“The man who started his hunger strike today?”
“That he sat down this morning on the steps and that we came here to dig is not quite a coincidence. With the prince’s militia busy dealing with unrest, we knew we could search unobserved.”
“For a time,” added Chartji. “We need to move quickly.”
Kehinde exclaimed as, having unwound the crumbling outer bindings, she uncapped the tube and drew forth the tip-most end of papers so brown they were but one step from curling into dust. She impatiently pushed her spectacles back down to the tip of her nose and perused this scrap end over the lenses.
“Salvageable!” she uttered in tones so fraught they would have seemed at home on the stage. “Brennan! It’s what we prayed for!”
His expression brightened. His grin, like sun, shone on her.

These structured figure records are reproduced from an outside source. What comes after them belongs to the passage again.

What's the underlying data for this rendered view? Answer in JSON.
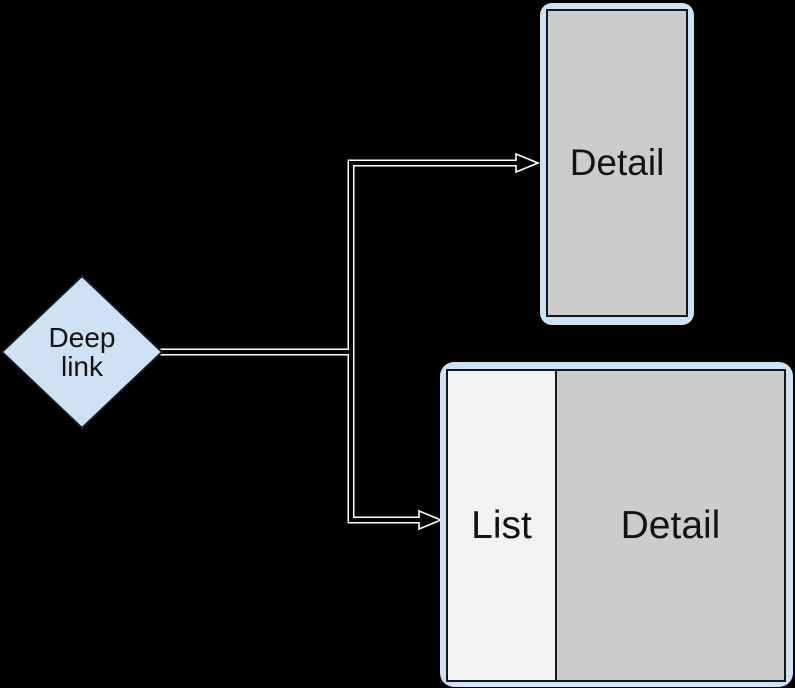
{
  "canvas": {
    "background": "#000000"
  },
  "colors": {
    "shape_fill_blue": "#cfe2f3",
    "shape_border_dark": "#151b26",
    "screen_gray": "#cccccc",
    "list_pane_light": "#f2f2f2",
    "inner_border_black": "#161616",
    "connector_stroke_white": "#ffffff",
    "text_black": "#131313"
  },
  "nodes": {
    "deep_link": {
      "shape": "diamond",
      "label": "Deep\nlink"
    },
    "phone_layout": {
      "shape": "rounded-device-frame",
      "detail_label": "Detail"
    },
    "tablet_layout": {
      "shape": "rounded-device-frame",
      "list_label": "List",
      "detail_label": "Detail"
    }
  },
  "connectors": [
    {
      "name": "deep-link-to-phone-detail",
      "style": "hollow-elbow",
      "arrowhead": "hollow-triangle-right"
    },
    {
      "name": "deep-link-to-tablet-list-detail",
      "style": "hollow-elbow",
      "arrowhead": "hollow-triangle-right"
    }
  ]
}
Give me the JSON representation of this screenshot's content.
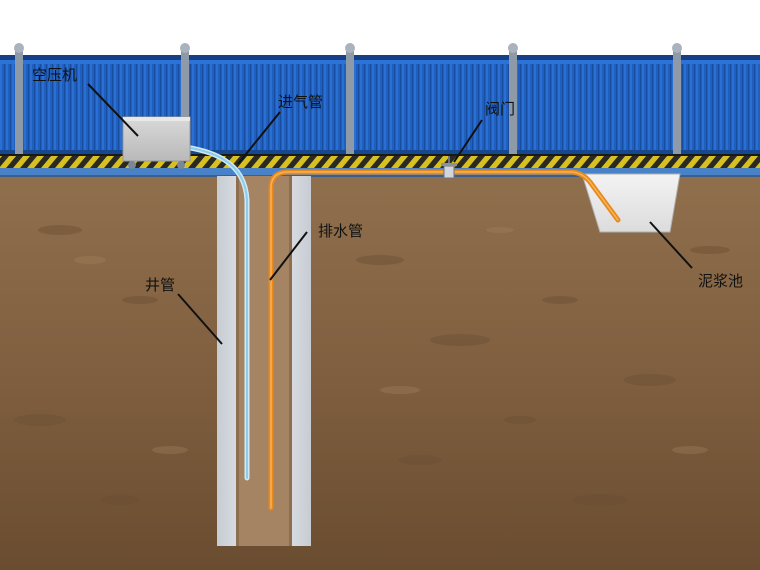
{
  "labels": {
    "compressor": "空压机",
    "air_pipe": "进气管",
    "valve": "阀门",
    "drain_pipe": "排水管",
    "well_pipe": "井管",
    "mud_pit": "泥浆池"
  },
  "colors": {
    "fence_blue": "#1f5fbf",
    "soil": "#8a6a48",
    "drain_pipe": "#f0961e",
    "air_pipe": "#9fd4ee",
    "hazard_yellow": "#d8c020",
    "hazard_dark": "#2a2a22"
  }
}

Her eyes widened, as if in surprise to hear herself. Her lips pressed together, and she looked away from him. After gently pushing down the fragile blueprints, she capped the tube. “Chartji,” she said in a crisp tone, handing the tube over to the troll. “You guard this.” She grabbed the spanner from the ground. “We must pull out every part of the press we can carry.”

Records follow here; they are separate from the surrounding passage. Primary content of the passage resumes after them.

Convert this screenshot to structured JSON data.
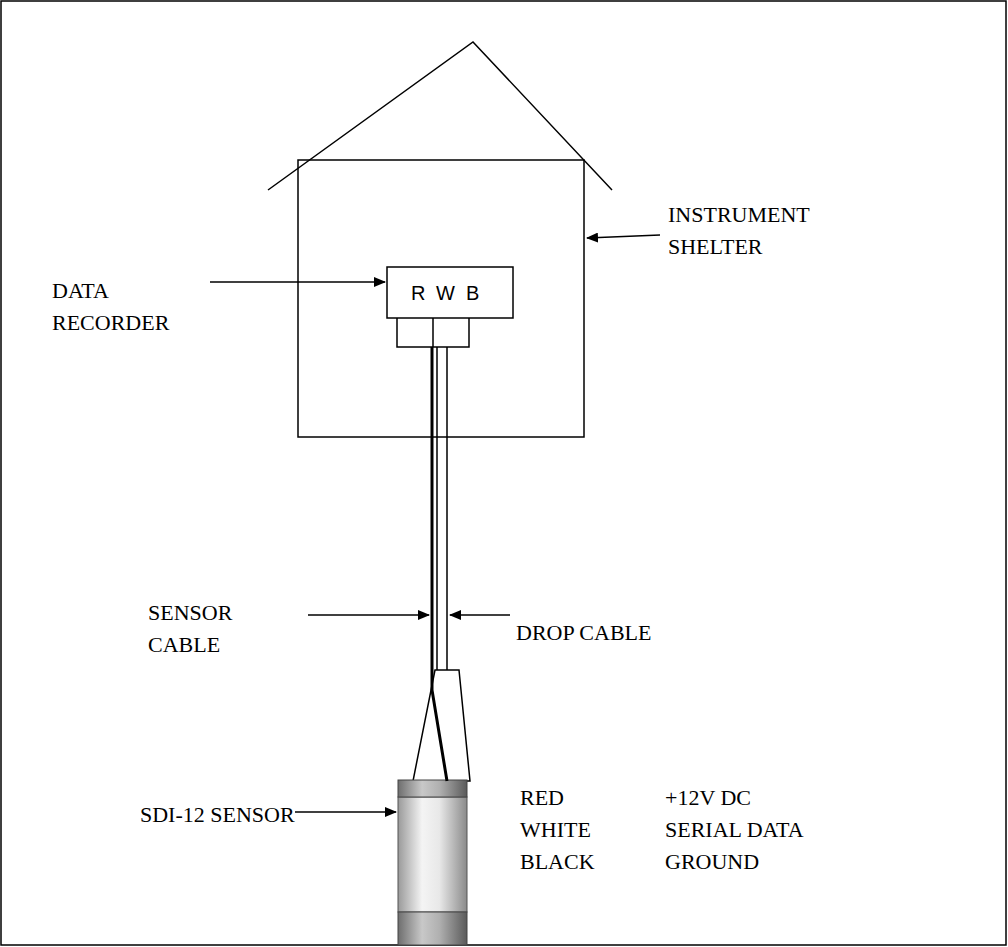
{
  "diagram": {
    "labels": [
      "INSTRUMENT SHELTER",
      "R",
      "W",
      "B",
      "DATA RECORDER",
      "SENSOR CABLE",
      "DROP CABLE",
      "SDI-12 SENSOR",
      "RED",
      "+12V DC",
      "WHITE",
      "SERIAL DATA",
      "BLACK",
      "GROUND"
    ]
  }
}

“We can help,” I said, caught up in her eagerness.
“Cat,” said Bee. “Ought we not keep moving?”
“What has happened to you?” Brennan asked, hand still on the shovel. “Last we saw of you, you and that fine figure of an arrogant cold mage were fleeing the Griffin Inn with an angry mob from Adurnam on your heels. Which, I might add, is when we first got the news about the destruction of the airship.”
“Let me tell you while we dig.”
They were clever listeners and asked all the right questions at the right time. I left out many details I was not yet willing—might not ever be willing—to share, but I laid out the main narrative precisely and with feeling. Bee dug with a vengeance into the debris, heedless of splinters, shards, and soot.
“I am not at all surprised to hear that a mage House would engage in such an unsavory enterprise,” exclaimed Kehinde, placing the platen from the press into one of the leather sacks they had brought with them. She straightened. “But I admit, I am stunned to hear their claim that Camjiata has escaped!”